Но я знаю, он не сумеет вернуться. Он не умеет прощать. Он не преодолеет себя — я порушила его гордость! «Вернись, — шепчу упрямо. — Нам нельзя друг без друга. Вернись».

Звонок. Продолжаю сидеть. Руки, ноги парализованы. Снова звонок. Медленно, с трудом передвигая негнущиеся ноги, подхожу к двери.

Открываю. Ко мне пришли Костя, Глеб, Шура и Геннадий. Лихорадочно смеюсь, едва удерживая слёзы.

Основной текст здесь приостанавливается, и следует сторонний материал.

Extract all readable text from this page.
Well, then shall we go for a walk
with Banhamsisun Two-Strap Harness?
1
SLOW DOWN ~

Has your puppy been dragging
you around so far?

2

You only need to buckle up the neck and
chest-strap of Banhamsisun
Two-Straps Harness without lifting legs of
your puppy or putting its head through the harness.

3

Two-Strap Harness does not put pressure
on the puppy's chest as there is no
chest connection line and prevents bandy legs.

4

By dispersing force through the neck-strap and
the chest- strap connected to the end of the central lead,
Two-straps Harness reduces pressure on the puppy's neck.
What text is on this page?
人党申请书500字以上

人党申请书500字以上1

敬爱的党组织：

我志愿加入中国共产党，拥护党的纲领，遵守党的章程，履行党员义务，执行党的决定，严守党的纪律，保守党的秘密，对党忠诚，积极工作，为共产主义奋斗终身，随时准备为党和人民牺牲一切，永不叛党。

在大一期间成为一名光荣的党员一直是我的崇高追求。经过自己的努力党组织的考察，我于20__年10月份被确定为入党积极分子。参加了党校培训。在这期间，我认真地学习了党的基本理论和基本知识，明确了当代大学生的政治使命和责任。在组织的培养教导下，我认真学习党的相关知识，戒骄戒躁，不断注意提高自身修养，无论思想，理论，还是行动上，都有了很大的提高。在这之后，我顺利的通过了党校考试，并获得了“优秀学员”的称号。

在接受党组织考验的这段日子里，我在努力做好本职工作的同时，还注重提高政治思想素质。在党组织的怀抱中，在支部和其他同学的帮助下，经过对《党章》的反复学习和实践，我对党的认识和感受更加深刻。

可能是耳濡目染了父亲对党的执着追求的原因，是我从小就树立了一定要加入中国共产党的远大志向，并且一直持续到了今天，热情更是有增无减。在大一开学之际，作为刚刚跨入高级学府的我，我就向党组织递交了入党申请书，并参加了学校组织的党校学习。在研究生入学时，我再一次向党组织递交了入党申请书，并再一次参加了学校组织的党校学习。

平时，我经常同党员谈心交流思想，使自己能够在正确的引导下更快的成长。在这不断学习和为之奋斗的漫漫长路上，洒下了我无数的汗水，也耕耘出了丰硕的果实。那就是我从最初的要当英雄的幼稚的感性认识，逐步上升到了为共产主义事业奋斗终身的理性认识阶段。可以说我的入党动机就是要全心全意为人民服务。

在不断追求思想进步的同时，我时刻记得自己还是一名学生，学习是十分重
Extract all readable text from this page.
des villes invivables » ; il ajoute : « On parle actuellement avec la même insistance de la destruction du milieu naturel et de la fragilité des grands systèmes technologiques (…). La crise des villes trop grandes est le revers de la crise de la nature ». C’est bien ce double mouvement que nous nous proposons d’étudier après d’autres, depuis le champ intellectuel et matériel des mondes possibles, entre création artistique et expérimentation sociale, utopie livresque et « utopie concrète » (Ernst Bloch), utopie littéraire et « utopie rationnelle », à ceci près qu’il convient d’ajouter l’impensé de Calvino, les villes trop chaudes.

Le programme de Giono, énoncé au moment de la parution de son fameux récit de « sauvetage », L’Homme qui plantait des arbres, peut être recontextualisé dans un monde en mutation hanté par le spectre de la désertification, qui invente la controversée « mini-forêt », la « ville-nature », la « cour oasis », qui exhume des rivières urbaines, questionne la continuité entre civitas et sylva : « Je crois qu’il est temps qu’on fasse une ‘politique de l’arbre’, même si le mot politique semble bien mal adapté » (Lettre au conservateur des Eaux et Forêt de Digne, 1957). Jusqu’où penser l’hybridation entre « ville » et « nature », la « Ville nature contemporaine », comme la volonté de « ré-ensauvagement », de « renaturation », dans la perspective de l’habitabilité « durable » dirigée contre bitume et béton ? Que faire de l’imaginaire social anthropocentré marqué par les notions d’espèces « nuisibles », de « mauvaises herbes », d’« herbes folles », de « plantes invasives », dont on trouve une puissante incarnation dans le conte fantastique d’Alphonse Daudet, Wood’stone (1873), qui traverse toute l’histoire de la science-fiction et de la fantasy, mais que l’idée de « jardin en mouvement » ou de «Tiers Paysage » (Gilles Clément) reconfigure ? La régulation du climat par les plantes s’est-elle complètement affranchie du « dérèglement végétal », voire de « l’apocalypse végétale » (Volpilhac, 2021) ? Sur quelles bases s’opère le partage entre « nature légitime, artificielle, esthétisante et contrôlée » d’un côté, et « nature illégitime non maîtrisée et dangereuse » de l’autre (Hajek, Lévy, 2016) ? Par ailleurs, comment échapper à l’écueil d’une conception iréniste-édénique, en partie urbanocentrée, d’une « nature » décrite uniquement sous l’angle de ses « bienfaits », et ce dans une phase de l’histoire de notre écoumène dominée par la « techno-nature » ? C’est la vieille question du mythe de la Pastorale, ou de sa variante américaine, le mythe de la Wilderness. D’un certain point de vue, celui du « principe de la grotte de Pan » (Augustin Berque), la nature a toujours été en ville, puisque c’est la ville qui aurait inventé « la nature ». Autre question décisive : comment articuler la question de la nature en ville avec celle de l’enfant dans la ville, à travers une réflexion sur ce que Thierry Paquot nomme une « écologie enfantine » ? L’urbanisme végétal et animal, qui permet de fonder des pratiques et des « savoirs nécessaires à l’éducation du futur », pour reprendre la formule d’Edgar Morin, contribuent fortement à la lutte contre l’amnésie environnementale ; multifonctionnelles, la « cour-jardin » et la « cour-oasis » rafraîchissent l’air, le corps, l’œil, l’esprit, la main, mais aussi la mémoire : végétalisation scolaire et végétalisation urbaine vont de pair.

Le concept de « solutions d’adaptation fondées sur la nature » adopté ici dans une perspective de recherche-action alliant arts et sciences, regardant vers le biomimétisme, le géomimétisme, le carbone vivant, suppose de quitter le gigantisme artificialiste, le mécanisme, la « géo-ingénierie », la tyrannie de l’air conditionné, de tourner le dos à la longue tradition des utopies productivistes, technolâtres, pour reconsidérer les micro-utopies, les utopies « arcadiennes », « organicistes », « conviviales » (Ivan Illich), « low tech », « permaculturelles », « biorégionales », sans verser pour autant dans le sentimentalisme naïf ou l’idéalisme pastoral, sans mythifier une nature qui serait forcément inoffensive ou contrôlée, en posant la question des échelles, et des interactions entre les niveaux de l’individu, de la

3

Костю не узнала: вместо щёк две ватные подушки, вместо глаз — узкие щели с короткими ресницами. Куда делся Костя? Крепко обнимаю его, целую. И вижу, наконец, его глаза — они с надеждой смотрят на меня.

Да, у нас с ним погибла Даша. Как странно, уехал в командировку муж, и я забыла о Даше, о ребятах, о себе как учителе.

Костя смотрит на меня так, словно я могу ему вернуть Дашу. Отворачиваюсь от него.

Геннадия не узнала: у него бегал взгляд и была закушена губа. Я крепко обняла его, поцеловала в зажмурившийся глаз. Оказывается, я очень рада его видеть. А он прижимается ко мне головой, как когда-то Даша, и замирает. Его волосы щекочут мне щёку, ему стоять так неудобно, потому что он высокий.

Наконец я бережно, двумя руками поднимаю его голову, снова улыбаюсь ему, и он в ответ, неловко сморщившись, улыбается.